In an attempted statewide ban on the use of weaponized drones, the Connecticut state legislature, as reported by Reuters, has instead begun the process of allowing such drones to be used within the state by law enforcement; drones that are not just weaponized, but outfitted with deadly weapons.
While the bill has passed the state legislature’s Judiciary Committee, it will now be voted on by the state’s House of Representatives.
In response to this bill, David McGuire, Executive Director for the Connecticut charter of the American Civil Liberties Union (ACLU), was in an uproar, saying: “We’re not in warfare here… There’s a level of separation that makes it almost video game like where they’re detached from the actual situation.”
McGuire and other advocates are worried about the potential misuse of these drones by police officers. Of course, it is not the use of drones which is controversial here, it is the fact that these drones might have lethal weapons attached to them.
As we can see from the Federal Aviation Administration guidelines, drones are popular among Americans and can be safely used by citizens when you require certain credentials and follow certain rules.
Arguments On Both Sides
In spite of the potential benefits that police enforcement claim can come from this bill, those who oppose it are more concerned with the evil that could be born from it. As the Bureau of Investigative Journalism notes, a fifth of those dead from weaponized drone attacks overseas have been innocent bystanders, which brings the safety and efficiency of these weapons into question, especially if they are to be used on the streets of the US.
With the recent controversy of police brutality over the years, as well as the influence of the #blacklivesmatter movement, it is no wonder that Connecticut NAACP President Scot Esdaile is worried that police will misuse these drones, stating that: “We have huge concerns that they would use this new technology to abuse our communities.”

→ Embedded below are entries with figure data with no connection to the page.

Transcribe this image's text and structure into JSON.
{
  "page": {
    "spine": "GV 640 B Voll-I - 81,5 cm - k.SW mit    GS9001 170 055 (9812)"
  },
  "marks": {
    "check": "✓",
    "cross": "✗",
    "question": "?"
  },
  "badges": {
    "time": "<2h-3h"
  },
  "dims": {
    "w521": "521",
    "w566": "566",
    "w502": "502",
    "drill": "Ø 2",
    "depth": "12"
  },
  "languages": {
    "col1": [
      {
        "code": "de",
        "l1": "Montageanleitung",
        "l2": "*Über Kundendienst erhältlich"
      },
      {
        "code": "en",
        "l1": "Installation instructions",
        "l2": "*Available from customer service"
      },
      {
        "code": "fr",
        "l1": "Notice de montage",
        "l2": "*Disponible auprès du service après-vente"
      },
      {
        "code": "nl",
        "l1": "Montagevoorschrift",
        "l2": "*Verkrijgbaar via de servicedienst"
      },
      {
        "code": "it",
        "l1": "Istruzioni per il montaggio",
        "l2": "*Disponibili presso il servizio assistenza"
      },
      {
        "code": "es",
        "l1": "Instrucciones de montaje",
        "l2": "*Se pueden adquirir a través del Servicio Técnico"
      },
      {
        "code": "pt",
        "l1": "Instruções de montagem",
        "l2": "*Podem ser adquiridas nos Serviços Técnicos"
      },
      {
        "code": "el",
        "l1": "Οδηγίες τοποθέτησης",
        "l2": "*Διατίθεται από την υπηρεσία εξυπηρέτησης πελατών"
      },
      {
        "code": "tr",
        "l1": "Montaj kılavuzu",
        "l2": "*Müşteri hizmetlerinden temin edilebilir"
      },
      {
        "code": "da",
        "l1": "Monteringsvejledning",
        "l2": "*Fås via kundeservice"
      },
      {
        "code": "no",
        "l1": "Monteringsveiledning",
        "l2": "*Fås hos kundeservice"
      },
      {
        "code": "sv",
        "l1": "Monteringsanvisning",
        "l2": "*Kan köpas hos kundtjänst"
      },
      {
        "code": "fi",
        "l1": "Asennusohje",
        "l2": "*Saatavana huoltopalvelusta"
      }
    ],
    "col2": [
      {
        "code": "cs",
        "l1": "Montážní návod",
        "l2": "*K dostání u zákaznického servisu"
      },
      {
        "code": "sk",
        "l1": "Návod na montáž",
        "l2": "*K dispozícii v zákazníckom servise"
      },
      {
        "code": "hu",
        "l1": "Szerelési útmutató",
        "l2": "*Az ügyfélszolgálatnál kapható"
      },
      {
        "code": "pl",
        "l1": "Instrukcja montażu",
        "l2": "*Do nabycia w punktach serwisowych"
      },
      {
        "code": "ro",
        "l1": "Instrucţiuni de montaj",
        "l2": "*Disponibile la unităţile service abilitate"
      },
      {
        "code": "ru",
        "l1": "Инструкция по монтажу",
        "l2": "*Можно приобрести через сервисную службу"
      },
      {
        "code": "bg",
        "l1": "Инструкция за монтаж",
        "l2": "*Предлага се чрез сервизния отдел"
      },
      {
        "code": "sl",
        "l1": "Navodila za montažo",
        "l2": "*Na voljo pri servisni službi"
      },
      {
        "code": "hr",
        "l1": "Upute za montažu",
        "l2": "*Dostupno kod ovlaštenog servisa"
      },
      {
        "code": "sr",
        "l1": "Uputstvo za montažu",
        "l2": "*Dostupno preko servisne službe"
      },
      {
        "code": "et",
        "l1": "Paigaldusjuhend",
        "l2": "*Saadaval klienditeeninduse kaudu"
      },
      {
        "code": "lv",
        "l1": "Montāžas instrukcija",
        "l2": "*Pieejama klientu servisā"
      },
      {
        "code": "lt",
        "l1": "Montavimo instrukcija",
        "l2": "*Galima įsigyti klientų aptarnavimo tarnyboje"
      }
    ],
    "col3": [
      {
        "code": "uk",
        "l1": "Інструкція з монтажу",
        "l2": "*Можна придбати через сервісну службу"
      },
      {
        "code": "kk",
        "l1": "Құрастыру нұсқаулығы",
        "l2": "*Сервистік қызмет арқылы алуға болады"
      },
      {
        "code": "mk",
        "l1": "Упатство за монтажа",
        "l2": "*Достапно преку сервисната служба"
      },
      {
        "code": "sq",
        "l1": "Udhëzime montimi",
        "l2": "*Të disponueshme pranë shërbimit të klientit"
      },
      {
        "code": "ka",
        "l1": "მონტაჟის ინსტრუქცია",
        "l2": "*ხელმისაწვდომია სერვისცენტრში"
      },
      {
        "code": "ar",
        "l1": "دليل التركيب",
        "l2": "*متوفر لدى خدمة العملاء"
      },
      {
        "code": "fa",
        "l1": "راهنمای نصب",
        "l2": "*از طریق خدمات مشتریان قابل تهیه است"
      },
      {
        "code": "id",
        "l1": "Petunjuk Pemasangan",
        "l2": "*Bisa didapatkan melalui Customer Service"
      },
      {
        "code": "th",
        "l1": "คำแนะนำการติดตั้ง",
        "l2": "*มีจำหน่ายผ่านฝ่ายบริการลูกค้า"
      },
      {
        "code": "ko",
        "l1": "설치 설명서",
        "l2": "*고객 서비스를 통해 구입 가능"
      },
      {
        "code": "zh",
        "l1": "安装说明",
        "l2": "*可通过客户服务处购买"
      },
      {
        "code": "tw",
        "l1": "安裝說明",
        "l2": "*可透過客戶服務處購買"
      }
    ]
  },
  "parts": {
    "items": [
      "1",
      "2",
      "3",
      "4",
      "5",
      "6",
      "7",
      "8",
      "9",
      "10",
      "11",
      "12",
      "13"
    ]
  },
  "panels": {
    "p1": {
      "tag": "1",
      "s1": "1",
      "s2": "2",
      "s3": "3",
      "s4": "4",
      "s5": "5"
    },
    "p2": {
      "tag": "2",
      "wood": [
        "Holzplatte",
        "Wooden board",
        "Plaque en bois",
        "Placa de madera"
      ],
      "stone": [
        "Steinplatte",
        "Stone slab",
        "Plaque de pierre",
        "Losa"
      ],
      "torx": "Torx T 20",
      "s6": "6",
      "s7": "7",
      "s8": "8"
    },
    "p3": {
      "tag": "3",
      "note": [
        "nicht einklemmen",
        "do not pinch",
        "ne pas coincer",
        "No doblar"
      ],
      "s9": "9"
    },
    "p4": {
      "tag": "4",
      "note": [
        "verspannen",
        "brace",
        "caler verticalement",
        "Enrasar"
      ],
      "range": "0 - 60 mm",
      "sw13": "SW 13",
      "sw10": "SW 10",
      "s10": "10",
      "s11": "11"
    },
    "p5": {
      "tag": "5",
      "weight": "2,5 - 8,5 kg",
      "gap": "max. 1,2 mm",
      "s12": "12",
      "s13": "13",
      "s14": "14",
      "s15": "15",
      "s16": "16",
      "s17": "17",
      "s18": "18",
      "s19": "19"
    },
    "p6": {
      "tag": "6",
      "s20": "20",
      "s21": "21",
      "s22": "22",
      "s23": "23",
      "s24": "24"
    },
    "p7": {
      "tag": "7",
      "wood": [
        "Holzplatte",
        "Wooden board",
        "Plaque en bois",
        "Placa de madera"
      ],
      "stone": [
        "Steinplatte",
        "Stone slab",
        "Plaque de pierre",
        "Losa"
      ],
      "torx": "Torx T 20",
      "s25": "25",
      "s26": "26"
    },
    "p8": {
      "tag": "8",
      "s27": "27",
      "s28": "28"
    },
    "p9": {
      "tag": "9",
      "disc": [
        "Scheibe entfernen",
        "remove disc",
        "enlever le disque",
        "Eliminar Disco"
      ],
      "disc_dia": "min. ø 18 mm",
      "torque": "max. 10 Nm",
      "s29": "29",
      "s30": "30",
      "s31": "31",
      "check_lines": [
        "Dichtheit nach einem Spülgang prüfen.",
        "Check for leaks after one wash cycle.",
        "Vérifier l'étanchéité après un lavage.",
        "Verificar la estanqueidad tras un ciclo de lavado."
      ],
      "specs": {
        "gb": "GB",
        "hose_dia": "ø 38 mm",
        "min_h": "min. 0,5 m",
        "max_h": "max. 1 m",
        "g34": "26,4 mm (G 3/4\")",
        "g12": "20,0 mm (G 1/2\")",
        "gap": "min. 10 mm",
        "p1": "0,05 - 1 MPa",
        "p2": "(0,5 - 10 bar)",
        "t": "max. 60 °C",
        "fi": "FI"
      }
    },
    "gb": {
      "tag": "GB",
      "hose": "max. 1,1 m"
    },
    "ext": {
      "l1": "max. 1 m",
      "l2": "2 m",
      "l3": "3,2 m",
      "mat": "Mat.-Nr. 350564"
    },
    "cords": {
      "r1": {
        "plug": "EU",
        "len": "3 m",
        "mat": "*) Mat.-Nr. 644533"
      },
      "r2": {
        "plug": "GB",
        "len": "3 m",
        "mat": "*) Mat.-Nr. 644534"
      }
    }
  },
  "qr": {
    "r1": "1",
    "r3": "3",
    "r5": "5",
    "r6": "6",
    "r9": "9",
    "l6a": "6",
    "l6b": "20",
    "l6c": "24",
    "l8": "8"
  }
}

Politicians who have approved the bill so far seem to harbor an optimistic view as to how these drones will be used. Senator John Kissel, a member of the Connecticut Judiciary Committee, which approved the bill, told Fox 5 that:
“Obviously this is for very limited circumstances… We can certainly envision some incident on some campus or someplace where someone is a rogue shooter or someone was kidnapped and you try to blow out a tire.”
It seems that both sides of this issue are speculating as to whether or not these drones will be good for the community. The actuality of what legalizing weaponized drones will mean for police use, and potential abuse, is what remains in question.
To date, five states have laws which prohibit anyone from using a weaponized drone, including Nevada, North Carolina, Oregon, Vermont, and Wisconsin. And while the state of North Dakota allows police to use weaponized drones, they are, however, subject to using “less than lethal” weapons such as tear gas, tasers, rubber bullets, and pepper spray.
Interestingly, the strategy used by Connecticut lawmakers in terms of their attempt to be able to pass such legislation mirrors that of North Dakota. In other words, the bill that was passed in North Dakota also started off as a bill to ban all weaponized drones and was then amended at the last minute by lawmakers so as to make an exemption for police. The difference, however, is that in the case of Connecticut, lawmakers aren’t just attempting to make an exemption for police to use weaponized drones, but to also allow for the use of lethal weaponry.
What do you think? Should we trust the integrity of Connecticut’s police officers, or should we try and stop them from using weaponized drones?